Looking at what we would expect from an area the size of Wapping Woods, I calculated the Woods to be around 18,000 square metres, or 0.02 square kilometres. Wapping is 1.14 square kilometres. Now assuming that crimes occur with equal frequency on any given bit of land, we can try and calculate what the probability of a robbery occurring in a piece of land of the area of Wapping Woods. What we find is that based on Wapping’s number of robberies, is that there is a only a 2.8% probability of a robbery in Wapping Woods in a given month, but based on Tower Hamlets as a whole, the probability increases to 9.1%.
If we consider the likelihood of different numbers of robberies occurring over two months (which is what we have information for from the minutes), the probability of a larger number of robberies occurring, intuitively increases.
Similarly, looking at the Wapping Woods area, the likelihood of 2 or more robberies occuring in the Woods is between 0.2% and 1.8%. Clearly, the probability of two robberies occuring at random in an area the size of the Woods is very low, suggesting this isn’t something that would happen by chance.

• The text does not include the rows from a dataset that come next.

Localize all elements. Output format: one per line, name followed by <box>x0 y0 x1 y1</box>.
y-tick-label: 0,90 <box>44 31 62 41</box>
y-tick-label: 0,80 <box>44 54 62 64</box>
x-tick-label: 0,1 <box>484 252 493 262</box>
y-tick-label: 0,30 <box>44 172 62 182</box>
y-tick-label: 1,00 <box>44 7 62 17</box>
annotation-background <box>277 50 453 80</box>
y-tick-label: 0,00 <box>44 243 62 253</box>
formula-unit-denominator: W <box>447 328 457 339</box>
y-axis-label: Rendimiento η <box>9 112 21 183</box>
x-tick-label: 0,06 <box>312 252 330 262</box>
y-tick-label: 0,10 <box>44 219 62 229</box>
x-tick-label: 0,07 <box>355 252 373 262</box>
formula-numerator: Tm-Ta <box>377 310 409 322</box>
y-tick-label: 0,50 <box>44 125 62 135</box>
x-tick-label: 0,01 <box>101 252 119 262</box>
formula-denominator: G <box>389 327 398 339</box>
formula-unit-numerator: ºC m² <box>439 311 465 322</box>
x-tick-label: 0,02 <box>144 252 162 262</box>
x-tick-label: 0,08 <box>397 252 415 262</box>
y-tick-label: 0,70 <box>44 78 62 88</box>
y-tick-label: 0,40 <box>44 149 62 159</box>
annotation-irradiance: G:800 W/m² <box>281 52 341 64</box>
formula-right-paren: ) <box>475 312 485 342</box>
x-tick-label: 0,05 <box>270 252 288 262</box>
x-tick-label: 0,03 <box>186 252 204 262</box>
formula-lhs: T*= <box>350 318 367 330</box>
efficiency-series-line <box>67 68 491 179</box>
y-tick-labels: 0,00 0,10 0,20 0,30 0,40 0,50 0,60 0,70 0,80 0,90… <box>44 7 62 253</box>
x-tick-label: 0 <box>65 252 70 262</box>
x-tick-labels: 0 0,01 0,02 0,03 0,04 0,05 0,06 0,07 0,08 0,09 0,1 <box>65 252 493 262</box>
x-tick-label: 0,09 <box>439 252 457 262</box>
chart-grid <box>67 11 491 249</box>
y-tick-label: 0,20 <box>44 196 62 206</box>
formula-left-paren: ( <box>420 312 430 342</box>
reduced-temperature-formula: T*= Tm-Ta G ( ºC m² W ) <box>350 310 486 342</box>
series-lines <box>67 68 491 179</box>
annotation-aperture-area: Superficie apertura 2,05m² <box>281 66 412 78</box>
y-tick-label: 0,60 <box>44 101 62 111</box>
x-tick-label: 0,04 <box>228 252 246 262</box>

However, there are some flaws in my model – in real life I assume robbery is likely to occur outdoors rather than indoors (at which point it may become classed as burglary, other than in say shopping centres), whereas this model doesn’t distinguish between relative areas of indoors/outdoors/private/public; therefore I acknowledge using a method based on total area without adjusting for buildings may distort results. To assess the sensitivity of my findings, I have doubled the estimated size of Wapping Woods to make it account for a greater proportion of the area of Wapping. However, even with this, assuming robberies occur with equal likelihood anywhere in Wapping, in a two month period, there is only a 0.6% probability that two or more robberies would have occurred in this period and even with the crime rate of LBTH, there is only a 6.2% probability of two or more robberies occurring in the Woods in this period. So at the 95% confidence level, this speight of robberies is not what we would expect in Wapping or London as a whole, but might be consistent with Tower Hamlets. If data was available for a longer period for the number of robberies in the Woods we would have a clearer idea. However, it seems that the Woods was certainly accounting for a disproportionate number of robberies in the area in those two months.